Net Migration Results (Contd) If levels hp term omitted then earnings incorrectly signed and unemployment borderline significant! (See Table 2 in revised results.) Expected capital gains important factor explaining high migration into South. The estimated contributions of relative earnings and house prices, and the housing stock / working age population vary by region. The former is very important in the North whereas the latter drives net migration in Greater London.

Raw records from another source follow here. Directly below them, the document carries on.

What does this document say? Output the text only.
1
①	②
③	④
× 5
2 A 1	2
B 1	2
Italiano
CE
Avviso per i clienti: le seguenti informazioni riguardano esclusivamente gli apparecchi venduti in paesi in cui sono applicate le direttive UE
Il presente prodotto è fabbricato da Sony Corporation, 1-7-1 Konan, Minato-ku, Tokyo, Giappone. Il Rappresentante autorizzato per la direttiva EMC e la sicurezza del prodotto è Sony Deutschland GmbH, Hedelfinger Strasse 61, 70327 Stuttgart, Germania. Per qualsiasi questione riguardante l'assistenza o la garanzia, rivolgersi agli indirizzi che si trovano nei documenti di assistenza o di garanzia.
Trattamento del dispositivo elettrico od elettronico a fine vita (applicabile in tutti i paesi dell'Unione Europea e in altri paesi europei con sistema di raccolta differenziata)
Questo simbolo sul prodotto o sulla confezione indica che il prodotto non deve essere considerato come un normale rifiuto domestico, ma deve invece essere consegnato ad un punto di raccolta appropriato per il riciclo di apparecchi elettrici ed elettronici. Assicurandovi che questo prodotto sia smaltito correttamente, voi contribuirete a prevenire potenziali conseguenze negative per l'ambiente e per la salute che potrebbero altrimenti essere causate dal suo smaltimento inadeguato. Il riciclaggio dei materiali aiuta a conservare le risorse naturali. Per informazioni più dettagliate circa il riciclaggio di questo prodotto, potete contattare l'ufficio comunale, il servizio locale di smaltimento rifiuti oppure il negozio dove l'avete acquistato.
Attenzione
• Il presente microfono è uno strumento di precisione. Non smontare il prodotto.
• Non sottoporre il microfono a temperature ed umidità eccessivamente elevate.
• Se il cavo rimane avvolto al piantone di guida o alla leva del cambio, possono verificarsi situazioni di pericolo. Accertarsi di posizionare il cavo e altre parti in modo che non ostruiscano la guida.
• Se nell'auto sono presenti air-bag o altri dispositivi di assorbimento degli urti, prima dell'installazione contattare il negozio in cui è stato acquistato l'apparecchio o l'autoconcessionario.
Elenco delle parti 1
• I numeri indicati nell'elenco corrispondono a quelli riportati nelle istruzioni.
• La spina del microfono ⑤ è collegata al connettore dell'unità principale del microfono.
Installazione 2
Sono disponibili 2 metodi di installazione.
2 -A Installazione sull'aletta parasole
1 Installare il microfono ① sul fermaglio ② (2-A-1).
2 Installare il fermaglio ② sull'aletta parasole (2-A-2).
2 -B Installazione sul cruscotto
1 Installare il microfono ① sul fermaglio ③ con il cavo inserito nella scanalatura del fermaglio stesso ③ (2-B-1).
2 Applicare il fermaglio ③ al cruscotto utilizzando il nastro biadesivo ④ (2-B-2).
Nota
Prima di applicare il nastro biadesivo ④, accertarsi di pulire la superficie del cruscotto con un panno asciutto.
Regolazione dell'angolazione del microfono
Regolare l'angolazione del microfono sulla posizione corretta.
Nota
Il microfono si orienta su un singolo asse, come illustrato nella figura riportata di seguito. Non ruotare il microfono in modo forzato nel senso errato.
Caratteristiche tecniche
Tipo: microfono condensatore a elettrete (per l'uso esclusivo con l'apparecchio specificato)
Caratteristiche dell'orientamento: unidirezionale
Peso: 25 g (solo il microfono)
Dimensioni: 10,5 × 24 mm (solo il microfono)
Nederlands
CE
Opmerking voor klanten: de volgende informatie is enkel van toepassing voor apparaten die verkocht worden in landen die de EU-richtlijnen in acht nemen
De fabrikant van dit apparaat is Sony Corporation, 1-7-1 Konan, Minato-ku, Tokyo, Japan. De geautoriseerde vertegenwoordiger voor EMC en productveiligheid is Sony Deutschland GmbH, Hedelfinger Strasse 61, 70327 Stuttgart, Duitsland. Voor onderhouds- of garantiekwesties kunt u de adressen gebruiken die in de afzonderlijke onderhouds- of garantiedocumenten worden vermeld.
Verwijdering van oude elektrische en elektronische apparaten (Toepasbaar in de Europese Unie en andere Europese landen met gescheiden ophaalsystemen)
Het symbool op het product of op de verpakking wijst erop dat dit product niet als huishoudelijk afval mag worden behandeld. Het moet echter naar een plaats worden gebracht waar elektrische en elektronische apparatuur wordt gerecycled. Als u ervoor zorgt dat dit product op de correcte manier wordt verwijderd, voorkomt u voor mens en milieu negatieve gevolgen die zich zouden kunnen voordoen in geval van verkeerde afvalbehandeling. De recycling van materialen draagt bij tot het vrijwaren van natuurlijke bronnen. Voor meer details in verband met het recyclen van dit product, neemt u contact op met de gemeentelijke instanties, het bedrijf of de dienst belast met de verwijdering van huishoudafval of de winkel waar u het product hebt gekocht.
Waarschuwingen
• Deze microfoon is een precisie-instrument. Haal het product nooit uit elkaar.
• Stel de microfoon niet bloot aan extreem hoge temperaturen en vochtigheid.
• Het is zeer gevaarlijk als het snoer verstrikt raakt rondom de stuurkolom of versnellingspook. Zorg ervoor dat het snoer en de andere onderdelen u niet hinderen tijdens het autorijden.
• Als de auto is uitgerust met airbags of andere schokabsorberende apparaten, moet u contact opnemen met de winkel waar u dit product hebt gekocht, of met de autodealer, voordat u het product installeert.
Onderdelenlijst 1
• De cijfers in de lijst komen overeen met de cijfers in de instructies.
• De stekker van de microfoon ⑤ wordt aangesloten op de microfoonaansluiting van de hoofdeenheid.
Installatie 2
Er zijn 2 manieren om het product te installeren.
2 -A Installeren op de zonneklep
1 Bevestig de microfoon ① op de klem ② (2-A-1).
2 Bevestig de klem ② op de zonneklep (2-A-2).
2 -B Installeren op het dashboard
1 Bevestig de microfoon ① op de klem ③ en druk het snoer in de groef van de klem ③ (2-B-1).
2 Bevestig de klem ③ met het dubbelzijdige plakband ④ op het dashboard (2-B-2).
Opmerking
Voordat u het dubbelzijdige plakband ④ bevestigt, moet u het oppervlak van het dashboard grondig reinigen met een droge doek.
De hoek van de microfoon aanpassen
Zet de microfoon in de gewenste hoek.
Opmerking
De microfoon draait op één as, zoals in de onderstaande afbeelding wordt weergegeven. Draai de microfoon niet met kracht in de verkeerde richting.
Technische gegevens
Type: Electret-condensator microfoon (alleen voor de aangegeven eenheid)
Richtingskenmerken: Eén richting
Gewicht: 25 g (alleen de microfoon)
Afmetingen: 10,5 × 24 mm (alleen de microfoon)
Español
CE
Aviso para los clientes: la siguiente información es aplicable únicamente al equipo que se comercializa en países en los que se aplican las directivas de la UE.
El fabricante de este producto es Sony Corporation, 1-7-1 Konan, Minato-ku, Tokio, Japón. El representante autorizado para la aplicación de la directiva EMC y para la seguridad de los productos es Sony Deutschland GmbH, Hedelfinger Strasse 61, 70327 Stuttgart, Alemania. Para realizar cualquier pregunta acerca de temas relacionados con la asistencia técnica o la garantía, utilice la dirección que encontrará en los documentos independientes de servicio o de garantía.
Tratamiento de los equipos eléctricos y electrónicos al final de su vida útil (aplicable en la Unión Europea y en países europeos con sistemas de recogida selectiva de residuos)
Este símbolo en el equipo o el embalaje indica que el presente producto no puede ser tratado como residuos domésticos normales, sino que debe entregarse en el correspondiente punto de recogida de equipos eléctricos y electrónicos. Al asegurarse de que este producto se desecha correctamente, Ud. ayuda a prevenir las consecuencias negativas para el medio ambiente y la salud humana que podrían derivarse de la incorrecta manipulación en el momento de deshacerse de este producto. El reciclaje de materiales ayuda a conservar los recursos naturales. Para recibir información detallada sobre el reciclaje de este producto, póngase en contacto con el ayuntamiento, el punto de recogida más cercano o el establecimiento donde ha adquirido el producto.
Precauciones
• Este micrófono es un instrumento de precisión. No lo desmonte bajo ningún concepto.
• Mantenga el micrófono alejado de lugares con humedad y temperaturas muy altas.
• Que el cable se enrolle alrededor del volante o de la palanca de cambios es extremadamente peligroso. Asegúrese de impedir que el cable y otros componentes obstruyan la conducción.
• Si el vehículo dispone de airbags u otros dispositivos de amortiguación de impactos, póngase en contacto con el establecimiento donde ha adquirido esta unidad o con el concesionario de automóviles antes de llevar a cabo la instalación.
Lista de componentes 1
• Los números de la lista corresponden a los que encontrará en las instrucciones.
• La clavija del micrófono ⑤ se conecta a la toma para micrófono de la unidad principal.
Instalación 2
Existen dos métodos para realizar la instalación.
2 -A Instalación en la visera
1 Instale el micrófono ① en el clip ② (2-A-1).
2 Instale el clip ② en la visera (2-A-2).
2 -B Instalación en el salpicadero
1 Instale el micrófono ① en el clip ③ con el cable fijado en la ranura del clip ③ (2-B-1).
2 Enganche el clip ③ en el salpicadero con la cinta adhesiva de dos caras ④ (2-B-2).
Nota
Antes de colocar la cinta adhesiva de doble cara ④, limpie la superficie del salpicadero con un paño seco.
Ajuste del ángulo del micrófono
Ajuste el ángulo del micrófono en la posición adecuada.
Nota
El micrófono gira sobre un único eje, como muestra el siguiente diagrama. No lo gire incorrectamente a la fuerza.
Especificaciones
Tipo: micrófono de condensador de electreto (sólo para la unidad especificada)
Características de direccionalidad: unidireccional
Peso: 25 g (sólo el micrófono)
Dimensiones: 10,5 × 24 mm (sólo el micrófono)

Further Results Equations fit reasonably well. Adjusted R 2 range from 0.58 to 0.91. Some mild autocorrelation. Cross equation and other common restrictions accepted. Estimated parameters on labour and housing market explanatory variables in gross inflow (outflow) equations have the same sign as in net migration equation. (See Table 3 in Revised Results).
Further Results (Contd) Modelled net migration by broad age group - those aged 15 to 24, 25 to 44 and 45 to 64. House prices matter somewhat more than earnings as age increases.
Summary Extend previous research: More data; Hopefully better model (better specification of equilibrium correction); Model Greater London region; Model gross as well as net migration; Model net migration by age group.
Summary (Contd) Economic conditions, in both the labour and housing markets, exert strong influence on regional migration. On the one hand, strong labour market conditions, as exemplified by low unemployment rates and high earnings, draw migrants into regions. On the other hand, strong housing market conditions can prevent movement since commuting may often be an alternative to migration.
Summary (Contd) This can be thought of as giving rise to a migration equilibrium where high house prices choke off migration caused by strong labour market conditions. Expected capital gains in housing, however, can offset high levels of house prices, an effect ignored in previous literature. Migration can also be influenced more directly by the availability of housing relative to population without this being mediated through prices.